MSP Andy Wightman said he has not ruled out standing in the Holyrood elections as an independent candidate, or for another party.

The Lothians representative quit the Scottish Greens today after being torn over a vote in Holyrood last week.

He said he was "ashamed" of how he had voted on the Forensic Medical Services (Victims of Sexual Offences) (Scotland) Bill last week, around one particular amendment. 

The Bill is intended to ensure victims of sexual offences are given forensic medical examinations, and it enables them to refer themselves for exams even if they do not report their assault to the police.

Johan Lamont proposed an amendment to the bill's wording, changing a reference of "gender" to "sex". 

Mr Wightman said he wanted to vote in favour of this amendment, but was warned if he did so he could be subject to complaints by party members. 

He said that he was a supported of transgender rights, however believed there were discussions around people's concerns that needed to be had and these had been "shut down". 

It stems from the ongoing debate around gender recognition act reforms, what constitutes gender and what constitutes biological sex.

Mr Wightman told The Herald:" I was ashamed at voting the way I did."

He said discussion around the issues of gender, this bill in particular and other issues were being "shut down" within the party, and it created an environment in which he could not function.

He explained: "I was left heading in to that debate [on the Forensic Services Bill], having just spoken to my researcher thinking 'Gosh, if I vote yes does that mean I resign as a Green MSP, and then she is made redundant tomorrow?'

"I voted in the end for the status quo, and then decided to resign about 12 hours later. I decided to resign about a week ago.

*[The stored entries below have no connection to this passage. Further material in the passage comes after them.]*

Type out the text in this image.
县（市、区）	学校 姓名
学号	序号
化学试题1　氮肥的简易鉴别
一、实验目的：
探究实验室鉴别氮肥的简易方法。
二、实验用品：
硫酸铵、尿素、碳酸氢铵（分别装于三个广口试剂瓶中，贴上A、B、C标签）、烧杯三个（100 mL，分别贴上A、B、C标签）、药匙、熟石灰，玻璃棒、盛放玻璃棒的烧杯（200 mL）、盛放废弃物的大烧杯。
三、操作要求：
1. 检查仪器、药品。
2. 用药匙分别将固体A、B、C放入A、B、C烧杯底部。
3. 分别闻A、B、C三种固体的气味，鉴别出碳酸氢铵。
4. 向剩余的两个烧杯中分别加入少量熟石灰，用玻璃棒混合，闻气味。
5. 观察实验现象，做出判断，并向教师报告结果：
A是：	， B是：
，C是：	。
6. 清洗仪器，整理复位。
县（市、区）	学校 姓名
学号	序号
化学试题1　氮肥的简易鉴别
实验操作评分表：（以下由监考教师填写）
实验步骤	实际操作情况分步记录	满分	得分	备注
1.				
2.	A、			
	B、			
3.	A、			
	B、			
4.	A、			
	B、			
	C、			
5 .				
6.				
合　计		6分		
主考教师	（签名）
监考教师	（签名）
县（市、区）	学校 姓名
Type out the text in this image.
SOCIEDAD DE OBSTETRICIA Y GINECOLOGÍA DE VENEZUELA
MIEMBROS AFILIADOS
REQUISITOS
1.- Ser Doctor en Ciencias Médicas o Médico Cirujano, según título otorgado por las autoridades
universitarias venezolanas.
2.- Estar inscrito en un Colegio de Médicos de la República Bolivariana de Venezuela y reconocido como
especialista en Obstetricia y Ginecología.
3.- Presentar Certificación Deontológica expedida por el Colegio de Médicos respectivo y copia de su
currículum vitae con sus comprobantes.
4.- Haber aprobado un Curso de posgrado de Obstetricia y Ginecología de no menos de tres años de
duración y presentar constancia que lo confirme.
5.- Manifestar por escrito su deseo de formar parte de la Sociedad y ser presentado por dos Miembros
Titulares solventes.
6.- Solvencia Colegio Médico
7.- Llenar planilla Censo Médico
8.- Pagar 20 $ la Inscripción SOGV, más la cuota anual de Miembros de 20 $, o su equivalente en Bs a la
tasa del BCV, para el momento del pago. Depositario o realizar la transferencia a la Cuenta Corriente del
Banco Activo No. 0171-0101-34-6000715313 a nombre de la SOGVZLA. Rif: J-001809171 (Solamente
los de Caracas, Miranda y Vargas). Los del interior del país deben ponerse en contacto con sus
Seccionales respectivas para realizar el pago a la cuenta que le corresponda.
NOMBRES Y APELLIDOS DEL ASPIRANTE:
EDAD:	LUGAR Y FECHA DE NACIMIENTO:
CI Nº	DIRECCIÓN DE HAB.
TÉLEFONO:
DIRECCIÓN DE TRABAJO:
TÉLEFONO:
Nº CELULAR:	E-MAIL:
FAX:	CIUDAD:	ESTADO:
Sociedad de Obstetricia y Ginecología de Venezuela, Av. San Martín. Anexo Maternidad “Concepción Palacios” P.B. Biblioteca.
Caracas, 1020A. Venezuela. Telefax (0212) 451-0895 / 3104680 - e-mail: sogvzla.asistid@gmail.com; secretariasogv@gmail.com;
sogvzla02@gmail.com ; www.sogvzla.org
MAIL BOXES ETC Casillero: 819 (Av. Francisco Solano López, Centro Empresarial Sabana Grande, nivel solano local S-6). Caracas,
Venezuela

"The discussions leading up to the vote, a week yesterday, were... It was made clear to me that if I voted yes none of my colleagues would take any action against me but there would be people in the party who would complain and those complaints would be taken very very seriously.

"It was made clear that the scale of my action would very possibly lead to the kind of sanctions such as deselection... that was clearly something that was in contemplation... This close out to an election, that would have been...I think maybe a 70 per cent likelihood of happening." 

Mr Wightman has long been an advocate for renters' rights and is an expert on land ownership laws and legislation in Scotland.

He was also one of the most prominent Scottish Green MSPs, alongside its co-leader Patrick Harvie.

Mr Wightman said he has not ruled out standing in the Holyrood elections in May, for another party or going it alone.

He said: "I need to give myself a bit more headspace.

"I haven't ruled out standing in the next election...." 

When asked if that would mean standing as an independent, he replied: " Or another party.

"I've not ruled anything out.

"If the Scottish Green party were to undergo a very rapid change in their outlook and posture, as I argued in my letter, then there is every chance I would rejoin but that's very much gone for the purposes of May.

"It's unlikely that i would join another party but I've not ruled anything out."